Ravn avait les yeux exorbités. « Il ferait du mal à mon fils ? » Il s’interrompit, avec une furie croissante. « Il ferait du mal à mon épouse ? »
Egg se hâta de secouer la tête : « Pas votre épouse, Sire. Je suis sûr qu’il ne fera rien à la dame. Mais le garçon… »
Ravn serra les dents. « Il n’oserait point. » Il se tourna vers ses hommes. « Allons-nous nous incliner devant cette menace ? s’écria-t-il. Allons-nous partir d’ici en rampant comme des chiens battus, ou allons-nous montrer à ce seigneur ce qui arrive aux ravisseurs de celles et de ceux que nous aimons ? »
Les Eyrains rugirent en brandissant leurs épées, puis en les assenant à grand fracas contre leurs boucliers en bois de tilleul, et un imposant roulement de tambour s’éleva de leurs rangs.
Ravn frappa de son poing sa poitrine où le martèlement résonnait comme l’incarnation même du courage. « Tu vois, Bran ? Rien ne les arrêtera. Nous prendrons ce château, et je tirerai la carcasse de son seigneur derrière mon vaisseau ! »
*
* *
Tycho Issian se frotta les mains : « Très bien, Virelai. Magnifique, de fait. »
Virelai tremblait encore sans pouvoir s’en empêcher. C’était en partie la proximité du Maître, difficile à supporter, et en partie parce qu’il savait qui était la reine blanche sous la robe de laquelle il se cachait, l’enfant dans les bras, ployant sous l’effort. Pourquoi ne l’abattait-elle pas sur place, même à présent, dans sa demi-inconscience ? Il avait abusé d’elle de manière impardonnable tandis qu’ils voyageaient de par le monde, il ne lui avait manifesté aucun respect, et pourtant elle ne lui avait jamais reproché ses manigances obscènes, ni l’argent qu’il avait gagné à la profaner ainsi. Et maintenant, il l’avait fait marcher, telle une marionnette, pour mettre en scène ce méprisable tableau. N’y avait-il pas de bornes à son ignominie ?

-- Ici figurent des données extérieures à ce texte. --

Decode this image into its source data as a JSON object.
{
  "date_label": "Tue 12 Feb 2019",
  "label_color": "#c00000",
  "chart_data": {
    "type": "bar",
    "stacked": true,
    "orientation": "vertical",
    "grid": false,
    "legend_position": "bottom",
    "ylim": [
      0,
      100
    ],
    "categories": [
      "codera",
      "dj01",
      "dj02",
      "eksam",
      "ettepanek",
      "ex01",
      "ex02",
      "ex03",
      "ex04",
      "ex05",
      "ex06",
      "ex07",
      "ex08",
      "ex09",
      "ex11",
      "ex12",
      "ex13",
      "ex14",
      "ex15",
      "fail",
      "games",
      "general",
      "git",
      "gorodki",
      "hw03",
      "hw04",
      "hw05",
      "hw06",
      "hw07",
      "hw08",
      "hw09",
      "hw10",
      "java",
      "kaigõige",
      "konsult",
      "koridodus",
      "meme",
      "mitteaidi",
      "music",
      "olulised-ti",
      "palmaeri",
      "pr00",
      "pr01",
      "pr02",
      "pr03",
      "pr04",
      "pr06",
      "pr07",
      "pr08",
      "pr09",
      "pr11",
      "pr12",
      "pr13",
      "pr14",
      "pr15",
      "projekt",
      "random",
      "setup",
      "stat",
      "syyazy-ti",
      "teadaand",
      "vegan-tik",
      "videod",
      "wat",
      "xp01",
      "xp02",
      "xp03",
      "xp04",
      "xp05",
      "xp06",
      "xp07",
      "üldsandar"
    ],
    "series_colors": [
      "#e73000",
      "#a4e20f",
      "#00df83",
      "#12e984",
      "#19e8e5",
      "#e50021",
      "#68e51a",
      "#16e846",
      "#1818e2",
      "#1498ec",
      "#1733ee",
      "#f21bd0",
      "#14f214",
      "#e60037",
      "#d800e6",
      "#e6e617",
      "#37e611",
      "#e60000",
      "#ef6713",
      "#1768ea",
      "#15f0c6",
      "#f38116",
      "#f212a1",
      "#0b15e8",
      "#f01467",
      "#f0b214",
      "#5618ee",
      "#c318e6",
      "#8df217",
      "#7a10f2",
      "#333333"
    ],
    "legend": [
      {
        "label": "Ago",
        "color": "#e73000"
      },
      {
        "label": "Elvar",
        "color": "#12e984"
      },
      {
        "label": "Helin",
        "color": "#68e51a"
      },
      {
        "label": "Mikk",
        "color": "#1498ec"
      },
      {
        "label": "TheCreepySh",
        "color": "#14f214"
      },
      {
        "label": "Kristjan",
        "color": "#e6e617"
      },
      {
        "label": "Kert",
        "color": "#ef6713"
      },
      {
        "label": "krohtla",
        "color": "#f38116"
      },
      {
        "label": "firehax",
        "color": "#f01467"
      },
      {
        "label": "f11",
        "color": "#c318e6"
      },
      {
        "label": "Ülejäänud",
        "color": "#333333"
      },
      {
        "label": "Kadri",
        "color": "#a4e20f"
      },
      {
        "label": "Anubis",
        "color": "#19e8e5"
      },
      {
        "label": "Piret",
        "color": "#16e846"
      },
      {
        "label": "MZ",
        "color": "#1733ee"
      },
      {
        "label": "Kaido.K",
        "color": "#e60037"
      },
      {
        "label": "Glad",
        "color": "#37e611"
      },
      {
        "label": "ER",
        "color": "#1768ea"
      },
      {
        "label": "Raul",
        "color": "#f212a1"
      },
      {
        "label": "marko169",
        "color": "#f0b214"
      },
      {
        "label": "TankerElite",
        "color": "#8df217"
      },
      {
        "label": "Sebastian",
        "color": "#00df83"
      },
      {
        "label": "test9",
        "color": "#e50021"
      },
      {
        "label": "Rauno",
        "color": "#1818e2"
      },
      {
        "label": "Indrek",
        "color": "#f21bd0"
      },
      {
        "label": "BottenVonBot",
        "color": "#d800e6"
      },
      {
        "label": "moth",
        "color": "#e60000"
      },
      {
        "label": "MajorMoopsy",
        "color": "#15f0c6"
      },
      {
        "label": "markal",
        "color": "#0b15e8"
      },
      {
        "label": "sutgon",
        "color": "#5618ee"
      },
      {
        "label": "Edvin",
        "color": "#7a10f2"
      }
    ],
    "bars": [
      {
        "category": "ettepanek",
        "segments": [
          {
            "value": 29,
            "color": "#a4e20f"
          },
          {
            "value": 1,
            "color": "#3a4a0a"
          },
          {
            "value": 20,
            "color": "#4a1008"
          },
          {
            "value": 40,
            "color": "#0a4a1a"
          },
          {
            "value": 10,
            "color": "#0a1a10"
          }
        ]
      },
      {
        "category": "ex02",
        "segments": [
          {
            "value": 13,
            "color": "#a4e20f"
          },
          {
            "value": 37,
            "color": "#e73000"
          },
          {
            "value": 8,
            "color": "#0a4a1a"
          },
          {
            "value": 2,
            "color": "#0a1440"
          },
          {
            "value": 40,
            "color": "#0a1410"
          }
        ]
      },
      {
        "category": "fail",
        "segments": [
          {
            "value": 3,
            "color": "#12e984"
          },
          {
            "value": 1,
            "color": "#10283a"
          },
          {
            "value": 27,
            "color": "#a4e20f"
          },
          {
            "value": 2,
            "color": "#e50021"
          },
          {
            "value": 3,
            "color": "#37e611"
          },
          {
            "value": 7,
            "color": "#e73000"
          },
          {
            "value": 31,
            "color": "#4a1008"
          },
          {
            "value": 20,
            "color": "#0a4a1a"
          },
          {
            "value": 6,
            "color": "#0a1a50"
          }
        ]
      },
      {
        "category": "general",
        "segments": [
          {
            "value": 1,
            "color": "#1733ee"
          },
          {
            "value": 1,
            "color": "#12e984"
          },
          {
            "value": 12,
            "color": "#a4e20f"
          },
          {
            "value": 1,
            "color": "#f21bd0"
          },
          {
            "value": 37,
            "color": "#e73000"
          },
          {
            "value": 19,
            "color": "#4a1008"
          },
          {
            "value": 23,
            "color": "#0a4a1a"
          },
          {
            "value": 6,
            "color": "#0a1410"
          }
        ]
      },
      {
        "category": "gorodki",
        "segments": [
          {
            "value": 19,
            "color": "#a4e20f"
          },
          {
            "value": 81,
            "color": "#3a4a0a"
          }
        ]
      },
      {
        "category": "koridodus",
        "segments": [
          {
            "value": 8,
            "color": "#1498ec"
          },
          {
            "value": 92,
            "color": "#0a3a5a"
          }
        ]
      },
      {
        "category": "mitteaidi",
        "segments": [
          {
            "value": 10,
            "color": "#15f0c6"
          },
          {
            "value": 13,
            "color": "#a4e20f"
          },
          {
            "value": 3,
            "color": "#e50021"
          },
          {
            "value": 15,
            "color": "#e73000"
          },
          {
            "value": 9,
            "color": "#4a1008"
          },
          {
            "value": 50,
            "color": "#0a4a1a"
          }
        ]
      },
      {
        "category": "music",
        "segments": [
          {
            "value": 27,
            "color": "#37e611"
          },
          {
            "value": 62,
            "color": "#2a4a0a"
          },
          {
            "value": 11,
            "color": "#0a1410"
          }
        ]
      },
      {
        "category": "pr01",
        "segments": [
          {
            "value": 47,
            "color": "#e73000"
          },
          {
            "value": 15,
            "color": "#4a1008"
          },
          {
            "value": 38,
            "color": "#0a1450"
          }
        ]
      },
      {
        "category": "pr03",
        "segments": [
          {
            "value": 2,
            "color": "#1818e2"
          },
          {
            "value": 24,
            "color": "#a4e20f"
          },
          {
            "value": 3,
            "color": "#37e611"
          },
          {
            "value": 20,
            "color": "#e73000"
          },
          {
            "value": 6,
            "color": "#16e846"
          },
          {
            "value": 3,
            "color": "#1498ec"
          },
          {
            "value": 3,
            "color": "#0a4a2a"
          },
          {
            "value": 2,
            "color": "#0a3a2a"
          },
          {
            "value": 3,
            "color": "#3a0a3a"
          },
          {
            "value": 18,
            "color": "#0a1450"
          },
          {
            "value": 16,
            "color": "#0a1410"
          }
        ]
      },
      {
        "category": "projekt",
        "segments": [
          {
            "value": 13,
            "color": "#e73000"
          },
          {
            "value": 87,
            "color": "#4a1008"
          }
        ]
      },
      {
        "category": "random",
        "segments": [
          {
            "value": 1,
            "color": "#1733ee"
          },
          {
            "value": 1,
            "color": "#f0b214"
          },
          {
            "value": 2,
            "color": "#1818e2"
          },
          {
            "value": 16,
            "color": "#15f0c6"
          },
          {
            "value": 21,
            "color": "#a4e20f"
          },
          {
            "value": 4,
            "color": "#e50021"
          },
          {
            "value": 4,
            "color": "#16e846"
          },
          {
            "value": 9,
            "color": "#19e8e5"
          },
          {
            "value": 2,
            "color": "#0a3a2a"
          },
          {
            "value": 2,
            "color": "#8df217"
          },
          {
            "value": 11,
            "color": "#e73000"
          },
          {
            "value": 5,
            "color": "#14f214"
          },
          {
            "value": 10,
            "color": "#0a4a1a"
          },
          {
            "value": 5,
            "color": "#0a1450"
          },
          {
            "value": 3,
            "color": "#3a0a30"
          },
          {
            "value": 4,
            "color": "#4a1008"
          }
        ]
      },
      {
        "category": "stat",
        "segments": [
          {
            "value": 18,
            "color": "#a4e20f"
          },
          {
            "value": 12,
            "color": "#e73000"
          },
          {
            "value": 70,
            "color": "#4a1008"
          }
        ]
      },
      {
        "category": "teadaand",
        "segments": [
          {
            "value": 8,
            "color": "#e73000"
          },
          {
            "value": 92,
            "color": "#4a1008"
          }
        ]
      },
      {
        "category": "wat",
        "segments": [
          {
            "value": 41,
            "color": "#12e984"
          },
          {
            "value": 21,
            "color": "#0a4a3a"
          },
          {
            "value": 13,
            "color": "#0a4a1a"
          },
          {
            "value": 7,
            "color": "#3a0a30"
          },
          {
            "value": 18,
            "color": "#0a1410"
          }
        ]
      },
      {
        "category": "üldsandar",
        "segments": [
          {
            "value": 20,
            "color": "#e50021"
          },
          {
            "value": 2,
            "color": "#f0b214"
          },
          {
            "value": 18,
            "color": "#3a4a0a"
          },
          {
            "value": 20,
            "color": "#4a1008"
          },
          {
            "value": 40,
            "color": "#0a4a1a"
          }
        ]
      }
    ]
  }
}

« Donne-moi le garçon, maintenant. »
Virelai leva les yeux vers lui par la fente de la robe : « Le garçon ?
— Ils ne se sont pas encore retirés.
— Il n’y a que quelques minutes, mon seigneur, que… Aaaah ! »
Meurtri par le coup de pied bien placé, Virelai faillit laisser tomber le bébé.
« Ce roulement de tambour a l’air des plus belliqueux. Un défi, une provocation. Je ne puis les laisser douter de ma parole. »
Comme s’il avait compris ce qui le menaçait, l’enfant se mit à pleurer et à se tordre dans les bras de Virelai. Il le retint sombrement, mais les pleurs se firent plus bruyants. L’instant d’après, le bébé lui avait glissé des mains et se trouvait entre celles du sire de Cantara, qui le tenait suspendu au-dessus du parapet.
« Mon seigneur, vous ne pouvez… »
Les cris du bébé devinrent soudain de plus en plus lointains. Puis ils cessèrent entièrement.
*
* *
Ravn Asharson s’affaissa à genoux dans la boue.
« Ulf, murmura-t-il. Dieux, mon fils… »
Il regardait fixement, à plusieurs centaines de pas, l’endroit où le petit corps était tombé.
Derrière lui, le martèlement des épées sur les boucliers vacilla, et s’éteignit.